The Ministry of Inclusion, Social Security and Migrations has sent this Wednesday to the Cortes Generales the report of the Reserve Fund for pensions corresponding to 2022, in which it has included its forecasts that this piggy bank end this year with 5,347 million, which is its highest level since November 2018, when the year ended with 5,043 million. Since then, the fund has remained in a kind of hibernation —around 2,100 million euros—, despite the fact that the system has registered large red numbers in this period, since the Government decided not to empty this fund and maintain that endowment, even if symbolic, without being used during the last four years to compensate for the pension deficit, which is what it was created for.
However, since January 2023 the piggy bank from pensions has begun to receive funds again, with income from the so-called intergenerational equity mechanism (MEI), which came into force at the beginning of this year, and which consists of an additional contribution to Social Security of 0.6% ( 0.5% is paid by companies and the remaining 0.1% by workers). It is expected that all the collection obtained with this overquoting between 2023 and 2032 will feed the reserve fund.

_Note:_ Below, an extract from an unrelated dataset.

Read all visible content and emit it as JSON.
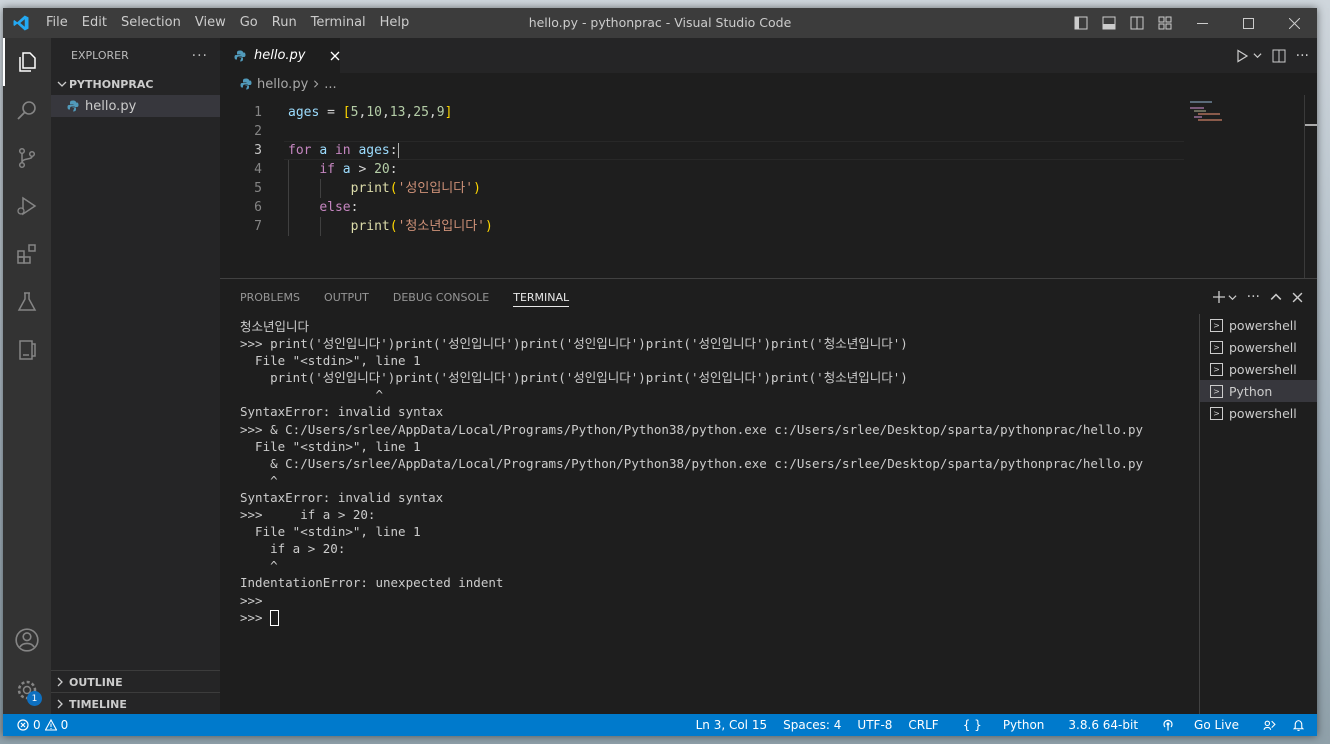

The value of the fund as of December 31, 2022 was 2,141 million euros. But, since that date, it has received endowments for a value of 710 million euros for social contributions from the aforementioned MEI, corresponding to the months of January to April. To this income we must add the yields obtained to date for what is contained in the fund until reaching the current 2,859 million euros. In addition to the new contributions of the equity mechanism, to this piggy bank mutual surpluses are incorporatedyes Social Security collaborators, after allocating the stabilization reserve for professional contingencies. With all this, the Escrivá ministry intends to reach the aforementioned 5,347 million.
The new design of the MEI was approved in the second phase of the pension reform, which the Government agreed only with the unions, and included several increases in social contributions paid by employers and workers. This increase in contributions is intended to increase the system’s income, given the persistence of the Social Security deficit —which, according to calculations by the Ministry of Inclusion, Social Security and Migrations, will end the year at around 0.5% due to to the more than 15,000 million extra expenses that the revaluation of pensions with the CPI has entailed— and before the avalanche of retirees born in the babyboom who will retire en masse between the middle of the current decade and the year 2047.
Although other calculations by expert economists add the spending of the passive classes (pensions of various groups of civil servants who joined the Administration before 2011) with which the deficit of the pension system would exceed 1.6% of GDP this year. And if the more than 20,000 million of the so-called improper Social Security expenses that are now paid with taxes (before they were financed with contributions) are not discounted, this deficit would multiply by two.